Hi, good afternoon. Thanks for the question, just maybe a quick question on Erwinaze. Obviously, you've been supply-constrained for some amount of time now. If you had unfettered or unlimited supply, Bruce, do you think that this – would you be able to be growing the product? I know it's certainly a more mature product than others in your portfolio. But how much additional opportunity do you think there is with Erwinaze? Thank you.
It's a great question, Doug, and the answer is an emphatic yes. We absolutely could be growing this product. We're limited in our willingness to invest resources behind trying to grow it right now because we don't want to create demand we can't fill. That's not fair to our customers and patients. But as we said for some time, while we think there's good appreciation of the use of asparaginases, including Erwinaze, on hypersensitivity in the pediatric population, we think there's less appreciation for the use of asparaginases in the adolescent and young adult population, and we see real opportunity there. And with reliable unlimited supply, we would, for sure be investing in generating that, I think, better treatment outcome for those adolescent and young adult patients. And potentially over time, you could imagine even broadening beyond the core ALL market. But right now, we've got to address the near-term supply issue.
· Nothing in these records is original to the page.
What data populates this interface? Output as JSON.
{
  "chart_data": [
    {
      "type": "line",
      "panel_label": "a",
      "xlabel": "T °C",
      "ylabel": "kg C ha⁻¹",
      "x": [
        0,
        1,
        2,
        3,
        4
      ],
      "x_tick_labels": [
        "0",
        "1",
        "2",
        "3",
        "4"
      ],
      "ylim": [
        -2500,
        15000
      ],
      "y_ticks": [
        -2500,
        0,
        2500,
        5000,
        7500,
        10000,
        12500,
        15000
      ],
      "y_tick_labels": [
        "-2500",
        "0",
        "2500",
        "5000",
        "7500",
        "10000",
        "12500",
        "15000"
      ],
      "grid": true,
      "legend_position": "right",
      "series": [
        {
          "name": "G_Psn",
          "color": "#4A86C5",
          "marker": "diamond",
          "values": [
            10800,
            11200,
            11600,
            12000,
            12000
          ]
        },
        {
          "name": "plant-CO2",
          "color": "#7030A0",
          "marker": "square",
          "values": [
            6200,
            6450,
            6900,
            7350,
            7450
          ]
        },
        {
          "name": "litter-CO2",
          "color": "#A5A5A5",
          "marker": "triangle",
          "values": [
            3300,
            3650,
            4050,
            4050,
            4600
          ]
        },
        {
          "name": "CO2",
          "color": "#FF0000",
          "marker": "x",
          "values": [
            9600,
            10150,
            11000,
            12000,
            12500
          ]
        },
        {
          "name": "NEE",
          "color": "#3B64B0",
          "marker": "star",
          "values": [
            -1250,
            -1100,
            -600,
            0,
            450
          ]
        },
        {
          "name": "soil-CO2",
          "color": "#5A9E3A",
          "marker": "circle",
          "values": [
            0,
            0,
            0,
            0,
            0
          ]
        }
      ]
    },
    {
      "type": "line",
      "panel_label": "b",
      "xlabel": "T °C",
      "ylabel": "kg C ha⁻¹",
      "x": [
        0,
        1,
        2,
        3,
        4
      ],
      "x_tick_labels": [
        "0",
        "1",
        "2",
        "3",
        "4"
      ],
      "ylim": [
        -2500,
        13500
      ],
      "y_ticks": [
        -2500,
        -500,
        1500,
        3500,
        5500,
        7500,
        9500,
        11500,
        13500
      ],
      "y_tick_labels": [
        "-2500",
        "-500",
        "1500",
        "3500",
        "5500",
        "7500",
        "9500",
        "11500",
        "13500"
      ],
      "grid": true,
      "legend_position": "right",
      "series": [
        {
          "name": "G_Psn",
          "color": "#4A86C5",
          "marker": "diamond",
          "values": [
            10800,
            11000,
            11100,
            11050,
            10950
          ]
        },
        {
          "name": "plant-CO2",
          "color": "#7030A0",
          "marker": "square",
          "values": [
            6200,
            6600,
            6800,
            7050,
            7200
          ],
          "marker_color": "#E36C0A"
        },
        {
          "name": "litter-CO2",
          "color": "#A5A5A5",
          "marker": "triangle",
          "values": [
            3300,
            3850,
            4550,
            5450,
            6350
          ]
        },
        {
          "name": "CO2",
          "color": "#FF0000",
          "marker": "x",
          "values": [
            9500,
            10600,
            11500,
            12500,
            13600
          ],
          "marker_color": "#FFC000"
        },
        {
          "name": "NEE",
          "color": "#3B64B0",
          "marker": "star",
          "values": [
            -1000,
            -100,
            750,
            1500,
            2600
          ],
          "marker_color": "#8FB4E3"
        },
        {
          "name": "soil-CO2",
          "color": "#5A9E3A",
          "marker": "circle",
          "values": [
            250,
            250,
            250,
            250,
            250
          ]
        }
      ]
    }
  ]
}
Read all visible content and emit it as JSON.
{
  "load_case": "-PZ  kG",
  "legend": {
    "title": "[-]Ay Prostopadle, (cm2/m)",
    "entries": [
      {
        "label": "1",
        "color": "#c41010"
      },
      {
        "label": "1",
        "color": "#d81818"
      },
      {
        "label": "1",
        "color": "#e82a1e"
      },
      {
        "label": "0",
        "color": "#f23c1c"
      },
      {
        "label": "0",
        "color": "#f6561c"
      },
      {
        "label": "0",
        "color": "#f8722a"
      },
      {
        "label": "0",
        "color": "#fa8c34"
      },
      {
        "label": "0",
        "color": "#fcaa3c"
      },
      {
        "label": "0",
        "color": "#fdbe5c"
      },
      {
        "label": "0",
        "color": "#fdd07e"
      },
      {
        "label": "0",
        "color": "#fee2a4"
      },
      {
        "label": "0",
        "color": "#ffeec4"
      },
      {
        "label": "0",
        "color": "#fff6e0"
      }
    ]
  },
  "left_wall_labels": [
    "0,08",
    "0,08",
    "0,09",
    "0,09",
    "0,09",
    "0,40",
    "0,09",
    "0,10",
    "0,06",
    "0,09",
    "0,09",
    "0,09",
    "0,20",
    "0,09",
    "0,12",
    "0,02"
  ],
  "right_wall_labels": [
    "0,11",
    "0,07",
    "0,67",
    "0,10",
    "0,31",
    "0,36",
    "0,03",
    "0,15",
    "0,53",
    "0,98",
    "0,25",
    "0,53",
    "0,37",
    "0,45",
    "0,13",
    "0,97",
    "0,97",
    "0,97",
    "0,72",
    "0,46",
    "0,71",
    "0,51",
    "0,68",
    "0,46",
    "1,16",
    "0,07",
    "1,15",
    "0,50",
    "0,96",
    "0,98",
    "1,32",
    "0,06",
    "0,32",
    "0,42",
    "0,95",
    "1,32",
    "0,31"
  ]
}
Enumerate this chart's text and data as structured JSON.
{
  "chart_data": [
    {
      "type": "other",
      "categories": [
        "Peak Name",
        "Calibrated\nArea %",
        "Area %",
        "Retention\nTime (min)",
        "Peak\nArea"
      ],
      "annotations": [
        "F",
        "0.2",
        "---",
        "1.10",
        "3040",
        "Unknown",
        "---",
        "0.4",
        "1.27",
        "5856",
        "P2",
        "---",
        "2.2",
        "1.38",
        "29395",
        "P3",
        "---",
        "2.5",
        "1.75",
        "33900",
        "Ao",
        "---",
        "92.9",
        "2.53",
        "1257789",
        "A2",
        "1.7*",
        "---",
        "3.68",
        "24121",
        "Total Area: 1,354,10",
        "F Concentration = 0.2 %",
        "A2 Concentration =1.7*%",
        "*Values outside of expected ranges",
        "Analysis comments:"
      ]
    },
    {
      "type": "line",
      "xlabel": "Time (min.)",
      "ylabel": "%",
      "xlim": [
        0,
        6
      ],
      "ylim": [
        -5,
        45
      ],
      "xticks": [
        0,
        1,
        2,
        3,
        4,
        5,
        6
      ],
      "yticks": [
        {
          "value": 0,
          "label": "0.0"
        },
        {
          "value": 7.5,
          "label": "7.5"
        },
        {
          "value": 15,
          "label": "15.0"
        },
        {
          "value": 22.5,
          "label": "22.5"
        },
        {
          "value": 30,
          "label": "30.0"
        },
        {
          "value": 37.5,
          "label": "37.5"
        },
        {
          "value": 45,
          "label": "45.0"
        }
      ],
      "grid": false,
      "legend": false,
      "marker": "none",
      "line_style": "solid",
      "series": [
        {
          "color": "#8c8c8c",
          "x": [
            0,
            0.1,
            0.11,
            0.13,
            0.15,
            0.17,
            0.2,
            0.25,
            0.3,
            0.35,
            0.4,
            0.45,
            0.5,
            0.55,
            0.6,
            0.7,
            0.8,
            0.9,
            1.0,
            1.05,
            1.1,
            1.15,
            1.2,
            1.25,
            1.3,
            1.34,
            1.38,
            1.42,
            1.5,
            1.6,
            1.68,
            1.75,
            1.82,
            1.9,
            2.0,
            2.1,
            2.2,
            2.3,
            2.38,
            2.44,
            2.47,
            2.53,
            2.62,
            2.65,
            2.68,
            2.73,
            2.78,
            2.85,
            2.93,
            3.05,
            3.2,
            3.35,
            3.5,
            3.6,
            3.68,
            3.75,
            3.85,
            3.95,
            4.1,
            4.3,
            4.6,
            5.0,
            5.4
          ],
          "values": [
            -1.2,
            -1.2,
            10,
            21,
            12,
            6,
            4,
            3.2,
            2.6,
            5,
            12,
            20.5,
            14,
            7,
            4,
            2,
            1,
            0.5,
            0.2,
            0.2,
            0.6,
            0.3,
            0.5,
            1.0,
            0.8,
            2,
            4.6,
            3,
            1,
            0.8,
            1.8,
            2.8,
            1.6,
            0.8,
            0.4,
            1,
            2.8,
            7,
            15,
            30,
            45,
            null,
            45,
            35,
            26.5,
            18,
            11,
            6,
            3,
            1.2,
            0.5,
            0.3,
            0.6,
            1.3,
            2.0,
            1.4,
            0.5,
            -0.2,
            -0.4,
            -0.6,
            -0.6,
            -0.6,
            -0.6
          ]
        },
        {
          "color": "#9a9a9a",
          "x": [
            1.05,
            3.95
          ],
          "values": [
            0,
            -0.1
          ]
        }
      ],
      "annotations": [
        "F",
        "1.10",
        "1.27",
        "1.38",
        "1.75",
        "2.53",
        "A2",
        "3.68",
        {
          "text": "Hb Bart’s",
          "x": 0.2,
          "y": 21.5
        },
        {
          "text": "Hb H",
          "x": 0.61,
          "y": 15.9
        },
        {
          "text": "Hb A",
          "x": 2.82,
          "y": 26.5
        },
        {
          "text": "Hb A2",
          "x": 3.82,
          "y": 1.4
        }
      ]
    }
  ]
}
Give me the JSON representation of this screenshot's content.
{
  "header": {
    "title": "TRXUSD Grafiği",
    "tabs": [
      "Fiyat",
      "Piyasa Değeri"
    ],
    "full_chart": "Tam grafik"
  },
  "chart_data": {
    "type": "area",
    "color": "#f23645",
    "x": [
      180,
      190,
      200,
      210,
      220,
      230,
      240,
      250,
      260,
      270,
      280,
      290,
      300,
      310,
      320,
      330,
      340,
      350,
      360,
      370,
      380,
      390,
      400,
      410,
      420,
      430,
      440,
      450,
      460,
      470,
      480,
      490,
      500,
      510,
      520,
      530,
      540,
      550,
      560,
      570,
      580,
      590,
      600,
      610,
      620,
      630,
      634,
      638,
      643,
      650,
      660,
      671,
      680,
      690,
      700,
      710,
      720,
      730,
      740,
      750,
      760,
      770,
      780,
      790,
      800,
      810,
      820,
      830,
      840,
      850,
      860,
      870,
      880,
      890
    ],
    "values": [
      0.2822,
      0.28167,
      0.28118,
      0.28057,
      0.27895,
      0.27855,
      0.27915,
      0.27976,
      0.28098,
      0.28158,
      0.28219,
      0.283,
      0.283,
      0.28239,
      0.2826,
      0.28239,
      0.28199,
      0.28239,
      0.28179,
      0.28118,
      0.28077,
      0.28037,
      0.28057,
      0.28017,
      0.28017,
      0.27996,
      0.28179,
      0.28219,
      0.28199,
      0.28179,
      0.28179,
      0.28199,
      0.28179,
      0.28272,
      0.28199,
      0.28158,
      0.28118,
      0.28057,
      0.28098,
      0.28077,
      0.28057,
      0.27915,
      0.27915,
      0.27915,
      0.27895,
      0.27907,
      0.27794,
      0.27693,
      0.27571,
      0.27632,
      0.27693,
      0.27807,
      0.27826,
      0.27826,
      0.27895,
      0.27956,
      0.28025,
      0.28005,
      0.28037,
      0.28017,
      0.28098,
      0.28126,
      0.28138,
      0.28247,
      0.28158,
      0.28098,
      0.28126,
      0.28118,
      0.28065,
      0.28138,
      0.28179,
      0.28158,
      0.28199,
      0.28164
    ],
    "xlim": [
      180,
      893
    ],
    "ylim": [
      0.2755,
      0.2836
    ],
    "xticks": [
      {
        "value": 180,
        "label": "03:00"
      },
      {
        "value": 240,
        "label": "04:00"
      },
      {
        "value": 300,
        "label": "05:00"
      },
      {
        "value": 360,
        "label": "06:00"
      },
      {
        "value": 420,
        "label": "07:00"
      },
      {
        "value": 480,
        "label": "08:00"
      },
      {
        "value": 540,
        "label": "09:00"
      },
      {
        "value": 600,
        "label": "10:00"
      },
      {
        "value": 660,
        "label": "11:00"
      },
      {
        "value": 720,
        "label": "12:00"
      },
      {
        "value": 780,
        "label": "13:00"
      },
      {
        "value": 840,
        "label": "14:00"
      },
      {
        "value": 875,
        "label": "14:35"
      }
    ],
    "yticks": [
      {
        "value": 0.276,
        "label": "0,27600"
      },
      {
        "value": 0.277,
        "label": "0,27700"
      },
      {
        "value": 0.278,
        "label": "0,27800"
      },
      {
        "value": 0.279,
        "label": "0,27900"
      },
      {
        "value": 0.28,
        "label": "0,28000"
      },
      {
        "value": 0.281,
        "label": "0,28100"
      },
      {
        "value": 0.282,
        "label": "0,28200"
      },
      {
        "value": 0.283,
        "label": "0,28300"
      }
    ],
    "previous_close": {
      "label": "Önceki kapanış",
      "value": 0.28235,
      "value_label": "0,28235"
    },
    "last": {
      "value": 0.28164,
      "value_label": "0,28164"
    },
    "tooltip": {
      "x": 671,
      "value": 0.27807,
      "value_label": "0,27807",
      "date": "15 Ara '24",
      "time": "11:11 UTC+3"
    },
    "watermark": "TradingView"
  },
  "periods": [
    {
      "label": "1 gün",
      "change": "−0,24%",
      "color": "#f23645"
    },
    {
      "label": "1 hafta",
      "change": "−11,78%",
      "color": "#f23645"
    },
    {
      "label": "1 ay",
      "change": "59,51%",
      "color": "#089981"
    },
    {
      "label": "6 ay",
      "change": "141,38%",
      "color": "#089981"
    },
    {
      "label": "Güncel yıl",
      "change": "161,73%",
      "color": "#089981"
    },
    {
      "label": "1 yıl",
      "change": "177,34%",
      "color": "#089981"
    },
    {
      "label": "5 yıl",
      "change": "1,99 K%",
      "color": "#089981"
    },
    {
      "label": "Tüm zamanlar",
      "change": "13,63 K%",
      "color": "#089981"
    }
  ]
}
Okay, great. Thank you very much.
Thank you. I'm showing no further questions in queue at this time. I would like to turn the conference back over to Kathy Littrell for closing remarks.
Thank you again for joining us today. We really appreciate it, and we will be participating in the upcoming Cowen conference as well as the Barclays Healthcare conferences and hope to see many of you at those conferences. This will now end our call.
Ladies and gentlemen, thank you for your participation in today's conference. This concludes today's program. You may now disconnect. Everyone have a great day.